Исполнена! — воскликнулъ Ланицкій, и глаза его засверкали — и тогда исполнена, когда она безразсудна, когда она противна справедливости, человѣчеству… Онъ опомнился, замолчалъ, но слова его были замѣчены предстоявшими. Софіино лице оживилось, она упала къ ногамъ Ланицкаго и воскликнула: милостивый государь! будьте моимъ защитникомъ! Вы сострадательны; вы конечно имѣете доступъ къ Королю: осмѣльтесь сказать ему обо мнѣ одно слово! Избавьте меня отъ этаго ужаснаго супружества! — Англичанинъ и другіе посѣтители подошли въ это время къ Ланицкому; Софія встала и сѣла опять за свою работу. Ланицкій, тронутый во глубинъ души, схватилъ Англичанина за руку и потащилъ его за собою изъ комнаты Такъ, мой другъ, воскликнулъ онъ съ горестію, Фридрихъ тиранъ! но какимъ средствомъ спасти его жертву? — „Благоразуміемъ, осторожностію, Ланицкій!“ отвѣчалъ молодой Альбертъ, его другъ, который съ нимъ вмѣстѣ осматривалъ фабрику. — Благоразуміемъ! осторожностію! средство малодушныхъ и робкихъ; я избираю рѣшимость и мужество! — „Но развѣ не могутъ онъ быть дѣйствительны вмѣстѣ и въ одно время?“ Не знаю! и на что мнѣ знать? По крайней мѣрѣ не чувствую никакого желанія разбирать эту матерію по правиламъ твоей остроумной логики, которую предпочитаешь всему на свѣтѣ! - „Кромѣ тебя, однако, Ланицкій! потому что позволяю тебѣ бранить мою логику сколько тебѣ угодно!“ — Впрочемъ такое предпочтеніе весьма естественно: твое оружіе перо, а мое шпага! изъ этаго слѣдуетъ, что языкъ твой не всегда можетъ быть мнѣ понятенъ! — „Не знаю, Ланицкій! но увѣряю тебя только въ томъ, что я готовъ служить тебѣ своимъ оружіемъ всякой разъ, когда потребуютъ того твоя честь, твоя выгода, твое спокойствіе. Ланицкій посмотрѣлъ съ нѣжностію на Альберта и подалъ ему руку. Альбертъ! сказалъ онъ съ чувствомъ: какое щастіе имѣть подобнаго тебѣ друга! Всякой день матушка говоритъ мнѣ, что я долженъ благодарить судьбу за то, что она меня съ тобою соединила: просвѣти же меня своимъ благоразуміемъ — покажи мнѣ самое вѣрное средство спасти эту нещастную! Не могу равнодушно подумать о ея погибели! — «Напишемъ отъ имени Софьи просьбу и подадимъ ее Королю: ты знаешь, что онъ читаетъ всѣ представляемыя ему бумаги самъ, и тотчасъ даетъ на нихъ рѣшеніе.» — Просьба вминуту написана и подана Фридриху: Альбертъ и Ланицкій съ великимъ нетерпѣніемъ ожидали его приговора.
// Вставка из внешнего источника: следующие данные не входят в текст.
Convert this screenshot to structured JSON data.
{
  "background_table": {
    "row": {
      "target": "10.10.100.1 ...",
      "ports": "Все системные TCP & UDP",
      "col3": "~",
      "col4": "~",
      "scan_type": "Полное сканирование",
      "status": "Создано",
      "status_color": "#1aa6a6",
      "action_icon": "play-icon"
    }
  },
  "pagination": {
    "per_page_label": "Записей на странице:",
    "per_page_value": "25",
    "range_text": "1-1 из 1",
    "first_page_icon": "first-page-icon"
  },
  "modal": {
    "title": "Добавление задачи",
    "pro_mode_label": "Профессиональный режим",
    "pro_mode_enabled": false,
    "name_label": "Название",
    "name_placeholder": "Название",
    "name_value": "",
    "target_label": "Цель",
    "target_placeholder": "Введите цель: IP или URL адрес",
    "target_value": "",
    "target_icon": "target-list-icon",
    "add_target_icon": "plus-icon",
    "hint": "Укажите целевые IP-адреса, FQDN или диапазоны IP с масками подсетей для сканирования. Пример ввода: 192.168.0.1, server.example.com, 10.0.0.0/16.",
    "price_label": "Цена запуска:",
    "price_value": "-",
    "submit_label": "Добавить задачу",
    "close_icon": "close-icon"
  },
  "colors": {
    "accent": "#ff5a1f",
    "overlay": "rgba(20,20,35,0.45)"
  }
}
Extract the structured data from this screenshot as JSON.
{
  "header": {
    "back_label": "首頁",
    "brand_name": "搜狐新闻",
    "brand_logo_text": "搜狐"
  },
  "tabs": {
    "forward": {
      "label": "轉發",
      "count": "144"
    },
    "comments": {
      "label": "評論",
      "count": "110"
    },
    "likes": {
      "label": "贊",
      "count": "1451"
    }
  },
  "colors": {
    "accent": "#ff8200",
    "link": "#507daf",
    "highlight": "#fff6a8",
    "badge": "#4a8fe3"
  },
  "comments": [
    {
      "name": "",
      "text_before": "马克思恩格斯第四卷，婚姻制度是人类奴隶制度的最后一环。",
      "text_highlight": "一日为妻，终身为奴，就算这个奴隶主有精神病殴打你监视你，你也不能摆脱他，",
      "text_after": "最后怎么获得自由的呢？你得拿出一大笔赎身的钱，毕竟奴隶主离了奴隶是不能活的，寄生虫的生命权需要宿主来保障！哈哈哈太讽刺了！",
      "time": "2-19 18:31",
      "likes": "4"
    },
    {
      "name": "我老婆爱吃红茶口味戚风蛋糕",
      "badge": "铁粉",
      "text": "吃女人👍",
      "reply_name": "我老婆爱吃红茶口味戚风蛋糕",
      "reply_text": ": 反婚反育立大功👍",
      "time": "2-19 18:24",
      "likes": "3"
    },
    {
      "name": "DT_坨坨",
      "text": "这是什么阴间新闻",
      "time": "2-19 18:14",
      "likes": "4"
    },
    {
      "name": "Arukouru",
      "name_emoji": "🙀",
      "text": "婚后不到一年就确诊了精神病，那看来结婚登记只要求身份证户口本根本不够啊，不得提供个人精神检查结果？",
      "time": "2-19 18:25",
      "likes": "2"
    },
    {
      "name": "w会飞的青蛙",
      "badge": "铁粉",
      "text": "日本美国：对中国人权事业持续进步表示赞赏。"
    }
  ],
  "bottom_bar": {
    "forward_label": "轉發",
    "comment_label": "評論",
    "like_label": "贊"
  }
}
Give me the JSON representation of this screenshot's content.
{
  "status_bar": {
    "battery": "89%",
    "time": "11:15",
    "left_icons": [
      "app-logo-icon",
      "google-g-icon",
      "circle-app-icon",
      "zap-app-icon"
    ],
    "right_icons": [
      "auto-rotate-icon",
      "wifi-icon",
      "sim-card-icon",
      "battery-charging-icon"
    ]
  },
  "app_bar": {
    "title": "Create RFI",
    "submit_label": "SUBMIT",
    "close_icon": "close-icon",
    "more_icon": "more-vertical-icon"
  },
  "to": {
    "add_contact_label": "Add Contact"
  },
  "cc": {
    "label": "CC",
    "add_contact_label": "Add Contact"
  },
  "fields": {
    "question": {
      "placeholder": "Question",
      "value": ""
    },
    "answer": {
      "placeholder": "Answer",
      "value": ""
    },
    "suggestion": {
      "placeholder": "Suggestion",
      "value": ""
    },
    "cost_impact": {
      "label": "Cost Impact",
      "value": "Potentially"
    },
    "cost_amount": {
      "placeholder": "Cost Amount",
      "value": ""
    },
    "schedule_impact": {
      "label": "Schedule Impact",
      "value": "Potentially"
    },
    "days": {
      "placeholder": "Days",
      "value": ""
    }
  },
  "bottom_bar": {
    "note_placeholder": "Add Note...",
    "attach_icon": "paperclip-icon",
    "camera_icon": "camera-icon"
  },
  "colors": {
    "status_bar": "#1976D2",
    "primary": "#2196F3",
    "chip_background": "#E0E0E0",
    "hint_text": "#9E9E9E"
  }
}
Фридрихъ, во время пребыванія своего въ Потсдамѣ, очень часто проводилъ вечера у Графини Ланицкой; остроумной, прекрасно-воспитанной и лучшаго тона женьщины. Въ домѣ ея собирались самыя знатныя люди Пруссіи, и между прочими нѣкоторые Французскіе писатели, находившіеся въ то время при Дворѣ Фридриха; Король, чрезвычайно любезный и пріятный въ обхожденіи, оживлялъ своимъ присутствіемъ это общество, гдѣ всѣ забывали, что онъ Монархъ, и видѣли въ немъ обходительнаго, простаго, веселаго человѣка.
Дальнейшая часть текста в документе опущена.